When writing an extension, you should only use APIs documented at API reference. Other parts of Mopidy, like mopidy.internal, may change at any time and are not something extensions should use.

Mopidy performs type checking to help catch extension bugs. This applies to both frontend calls into core and return values from backends. Additionally model fields always get validated to further guard against bad data.

Logging in extensions

For servers like Mopidy, logging is essential for understanding what’s going on. We use the logging module from Python’s standard library. When creating a logger, always namespace the logger using your Python package name as this will be visible in Mopidy’s debug log:

import logging

logger = logging.getLogger('mopidy_soundspot')

# Or even better, use the Python module name as the logger name:
logger = logging.getLogger(__name__)

When logging at logging level info or higher (i.e. warning, error, and critical, but not debug) the log message will be displayed to all Mopidy users. Thus, the log messages at those levels should be well written and easy to understand.

As the logger name is not included in Mopidy’s default logging format, you should make it obvious from the log message who is the source of the log message. For example:

Loaded 17 Soundspot playlists

Is much better than:

Loaded 17 playlists

If you want to turn on debug logging for your own extension, but not for everything else due to the amount of noise, see the docs for the loglevels/* config section.

Making HTTP requests from extensions

Many Mopidy extensions need to make HTTP requests to use some web API. Here’s a few recommendations to those extensions.


If you make HTTP requests please make sure to respect the proxy configs, so that all the requests you make go through the proxy configured by the Mopidy user. To make this easier for extension developers, the helper function mopidy.httpclient.format_proxy() was added in Mopidy 1.1. This function returns the proxy settings formatted the way Requests expects.

User-Agent strings

When you make HTTP requests, it’s helpful for debugging and usage analysis if the client identifies itself with a proper User-Agent string. In Mopidy 1.1, we added the helper function mopidy.httpclient.format_user_agent(). Here’s an example of how to use it:

>>> from mopidy import httpclient
>>> import mopidy_soundspot
>>> httpclient.format_user_agent('%s/%s' % (
...     mopidy_soundspot.Extension.dist_name, mopidy_soundspot.__version__))
u'Mopidy-SoundSpot/2.0.0 Mopidy/1.0.7 Python/2.7.10'

Example using Requests sessions

Most Mopidy extensions that make HTTP requests use the Requests library to do so. When using Requests, the most convenient way to make sure the proxy and User-Agent header is set properly is to create a Requests session object and use that object to make all your HTTP requests:

from mopidy import httpclient

import requests

import mopidy_soundspot

def get_requests_session(proxy_config, user_agent):
    proxy = httpclient.format_proxy(proxy_config)
    full_user_agent = httpclient.format_user_agent(user_agent)
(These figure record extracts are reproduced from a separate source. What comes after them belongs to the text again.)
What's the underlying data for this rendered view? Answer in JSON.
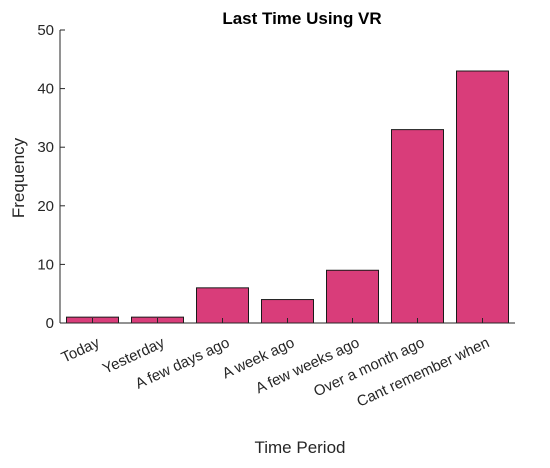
{
  "chart_data": {
    "type": "bar",
    "title": "Last Time Using VR",
    "xlabel": "Time Period",
    "ylabel": "Frequency",
    "categories": [
      "Today",
      "Yesterday",
      "A few days ago",
      "A week ago",
      "A few weeks ago",
      "Over a month ago",
      "Cant remember when"
    ],
    "values": [
      1,
      1,
      6,
      4,
      9,
      33,
      43
    ],
    "ylim": [
      0,
      50
    ],
    "yticks": [
      0,
      10,
      20,
      30,
      40,
      50
    ],
    "grid": false,
    "legend": "none",
    "bar_color": "#d93d7a",
    "bar_edge_color": "#1a1a1a",
    "axis_color": "#262626"
  }
}
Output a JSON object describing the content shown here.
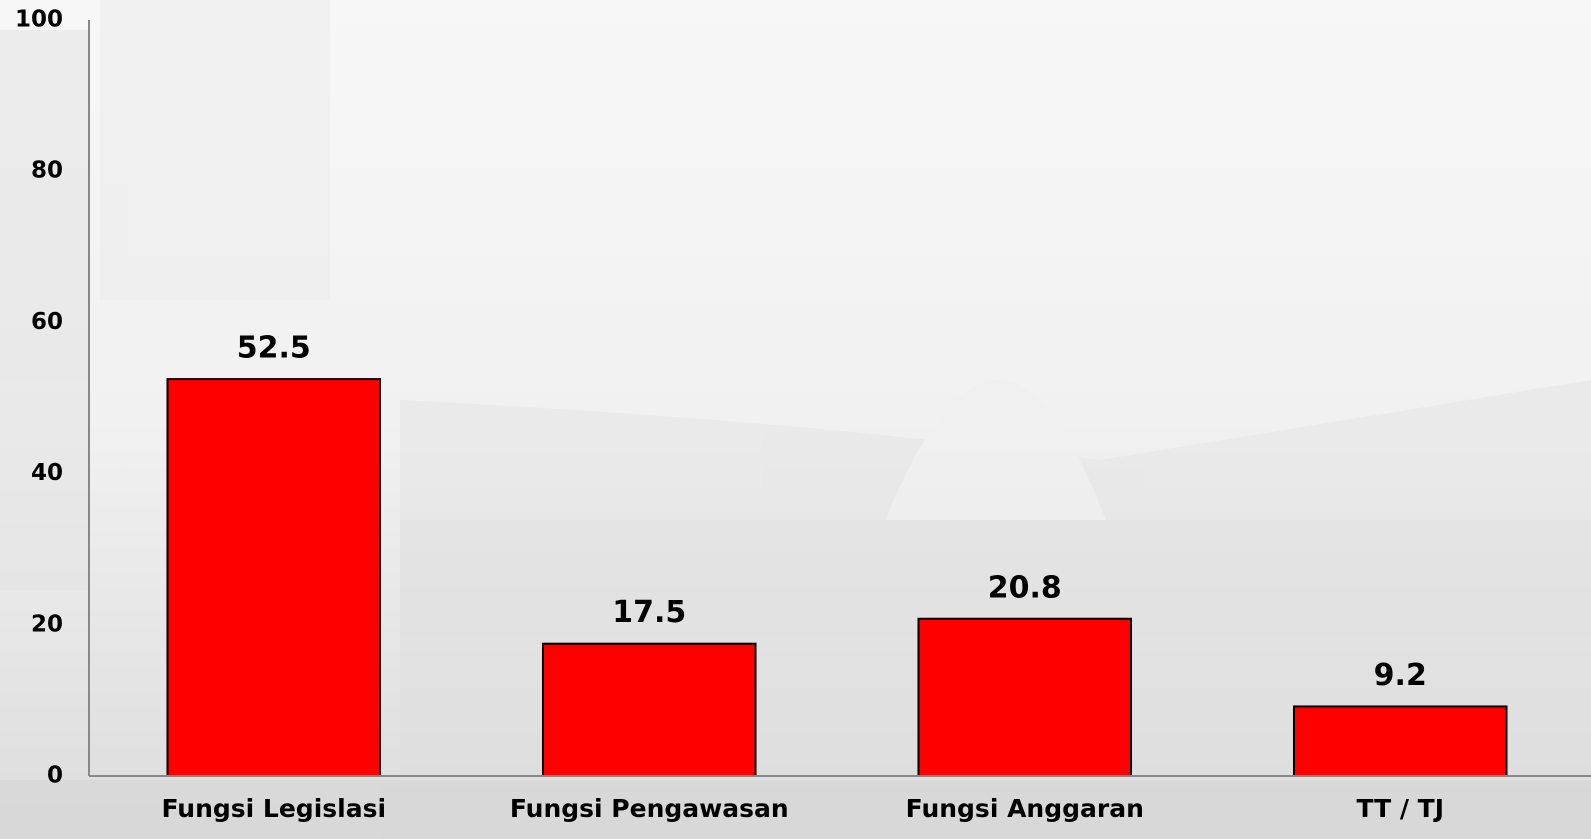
{
  "chart_data": {
    "type": "bar",
    "categories": [
      "Fungsi Legislasi",
      "Fungsi Pengawasan",
      "Fungsi Anggaran",
      "TT / TJ"
    ],
    "values": [
      52.5,
      17.5,
      20.8,
      9.2
    ],
    "color": "#ff0000",
    "ylim": [
      0,
      100
    ],
    "yticks": [
      0,
      20,
      40,
      60,
      80,
      100
    ],
    "grid": false
  }
}
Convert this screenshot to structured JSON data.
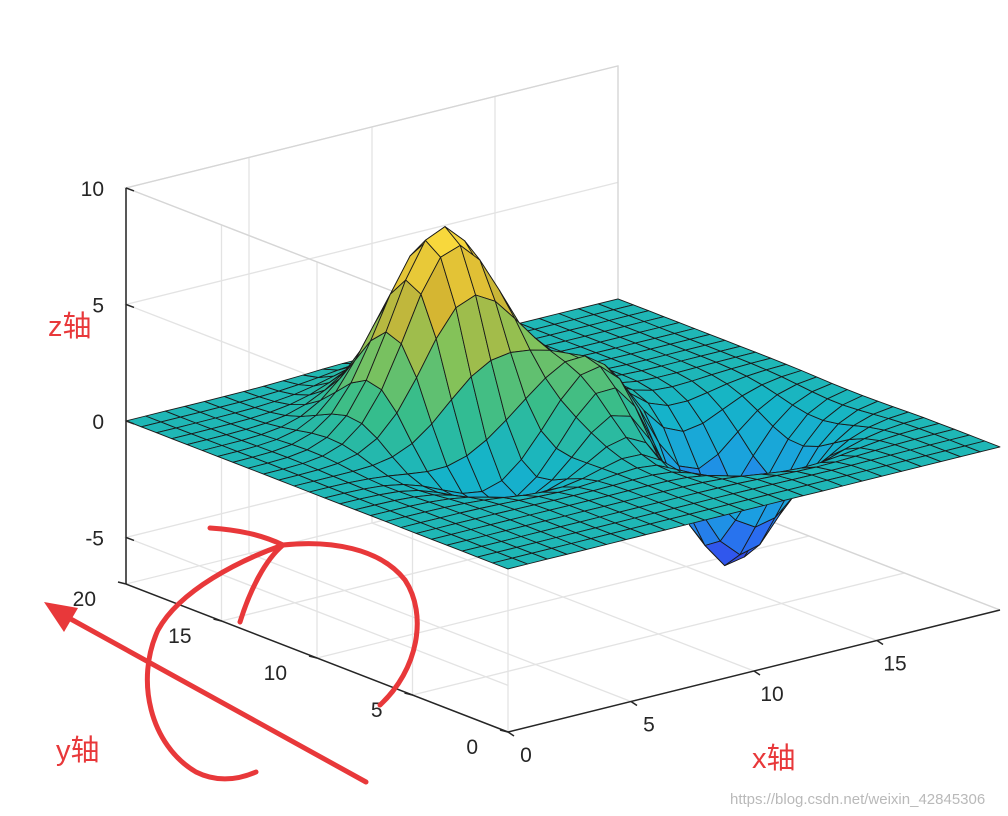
{
  "chart_data": {
    "type": "surface",
    "title": "",
    "x": {
      "range": [
        0,
        20
      ],
      "ticks": [
        "0",
        "5",
        "10",
        "15"
      ]
    },
    "y": {
      "range": [
        0,
        20
      ],
      "ticks": [
        "0",
        "5",
        "10",
        "15",
        "20"
      ]
    },
    "z": {
      "range": [
        -7,
        10
      ],
      "ticks": [
        "-5",
        "0",
        "5",
        "10"
      ]
    },
    "grid": true,
    "grid_size": 25,
    "surface_peaks": [
      {
        "x": 7.5,
        "y": 13.0,
        "z": 8.0
      },
      {
        "x": 11.5,
        "y": 9.5,
        "z": 3.5
      },
      {
        "x": 9.5,
        "y": 15.5,
        "z": 3.0
      }
    ],
    "surface_troughs": [
      {
        "x": 14.5,
        "y": 7.5,
        "z": -6.5
      },
      {
        "x": 7.0,
        "y": 10.0,
        "z": -3.0
      }
    ],
    "colormap": [
      "#3e26a8",
      "#2f5cf5",
      "#1ba0e0",
      "#15b4c8",
      "#36bd8c",
      "#82c25a",
      "#d3b432",
      "#f9d93c",
      "#fbf81f"
    ]
  },
  "annotations": {
    "z_label": "z轴",
    "y_label": "y轴",
    "x_label": "x轴",
    "color": "#e8383a"
  },
  "watermark": "https://blog.csdn.net/weixin_42845306"
}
    session = requests.Session()
    session.proxies.update({'http': proxy, 'https': proxy})
    session.headers.update({'user-agent': full_user_agent})

    return session

# ``mopidy_config`` is the config object passed to your frontend/backend
# constructor
session = get_requests_session(
    user_agent='%s/%s' % (

response = session.get('http://example.com')
# Now do something with ``response`` and/or make further requests using the
# ``session`` object.

For further details, see Requests’ docs on session objects.